The MPs have asked the government to consider a set of recommendations while warning: "Any sector-wide reconstruction would be far costlier than this rescue package and a managed recovery."
What the government can do to help UK theatres
SOLT and UK Theatre have already issued a set of recommendations, including an emergency rescue fund, long-term loan, and a Cultural Investment Participation Scheme, and pleaded that the government invest in theatre and generate returns in the process.

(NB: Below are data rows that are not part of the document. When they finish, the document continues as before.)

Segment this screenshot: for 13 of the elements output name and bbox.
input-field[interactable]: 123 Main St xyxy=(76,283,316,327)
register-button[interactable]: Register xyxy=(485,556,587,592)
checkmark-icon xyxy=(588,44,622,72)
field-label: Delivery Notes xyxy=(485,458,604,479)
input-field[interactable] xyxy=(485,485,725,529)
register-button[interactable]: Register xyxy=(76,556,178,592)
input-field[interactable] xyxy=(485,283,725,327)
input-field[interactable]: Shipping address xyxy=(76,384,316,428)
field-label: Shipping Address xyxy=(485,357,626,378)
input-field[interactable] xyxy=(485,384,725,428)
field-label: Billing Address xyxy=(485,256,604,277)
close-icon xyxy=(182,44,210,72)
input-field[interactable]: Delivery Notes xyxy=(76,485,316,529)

The MPs' letter describes the situation as critical and they have also called on the government to introduce a theatre tax relief and furlough scheme that can be modified to provide additional support as needed. They have also demanded that the insurance and liability policy for theatres be reviewed in light of the newfound risks, estimating that only 12% of organisations think they would be able to have a secure insurance policy in the future.
"British theatre is far more than entertainment. It is beneficial to mental and physical health; it informs and educates. Moreover, British theatres export British creativity to the world, with all the benefits to trade and tourism flowing from that global exposure," the letter reads, with MPs signing a call for "fundamental and comprehensive action to be taken now, to prevent this major part of the UK’s global offer from being lost."